The grade equivalent scale is not an equal-interval scale. Grade equivalent units should not be used in mathematical calculations such as determining the mean. Grade equivalent scores are often treated as if they represent equal units. This leads to the common misperception that a student who moves the same number of grade equivalents at one level on the scale (e.g., from 2.5 to 2.9) has "grown" in ability the same amount as a student who moves the same number of grade equivalents at a different level on the scale (e.g., from 8.5 to 8.9). In fact, grade equivalent units are not equal-interval units. The amount of growth in ability needed to move from 2.5 to 2.9 is much greater than the amount required to move from 8.5 to 8.9. Because grade equivalents are not equal interval units, they should not be used in mathematical calculations such as averaging.

The Lexile scale is an equal-interval scale. Regardless of the point on the scale, the amount of growth in ability required to move between two points is the same. In other words, moving from 240L to 340L on the Lexile scale represents the same increase in ability as moving from 840L to 940L. Lexile units can be used in mathematical calculations.

When is it appropriate to use a grade equivalent?

It is appropriate to use grade equivalents to compare a student's performance with that of the test's norming sample, which for most tests is a nationally-representative sample of students. For example, a 6th-grade student was tested in reading during May. His grade equivalent was 6.9. It can be concluded that this student is performing similarly to average students (50th percentile) in the national standardization sample.

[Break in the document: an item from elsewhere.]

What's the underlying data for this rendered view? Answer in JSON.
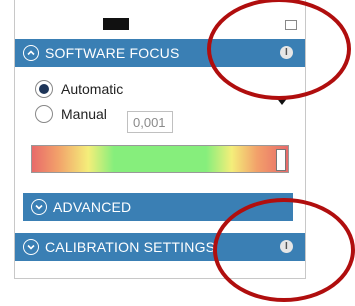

Grade equivalents can also be used to interpret the performance of a group of students. Once the mean scale score for a group of students is calculated, it can be converted to a grade equivalent for the group as a whole. To illustrate-the mean scale score for the students in Mrs. Johnson's fourth-grade class tested during the last month of the school year was 693. When converted to a grade equivalent score, 4.9, it can be concluded that the students in Mrs. Johnson's class are reading at a level consistent with the average students in the norming sample at the end of the school year.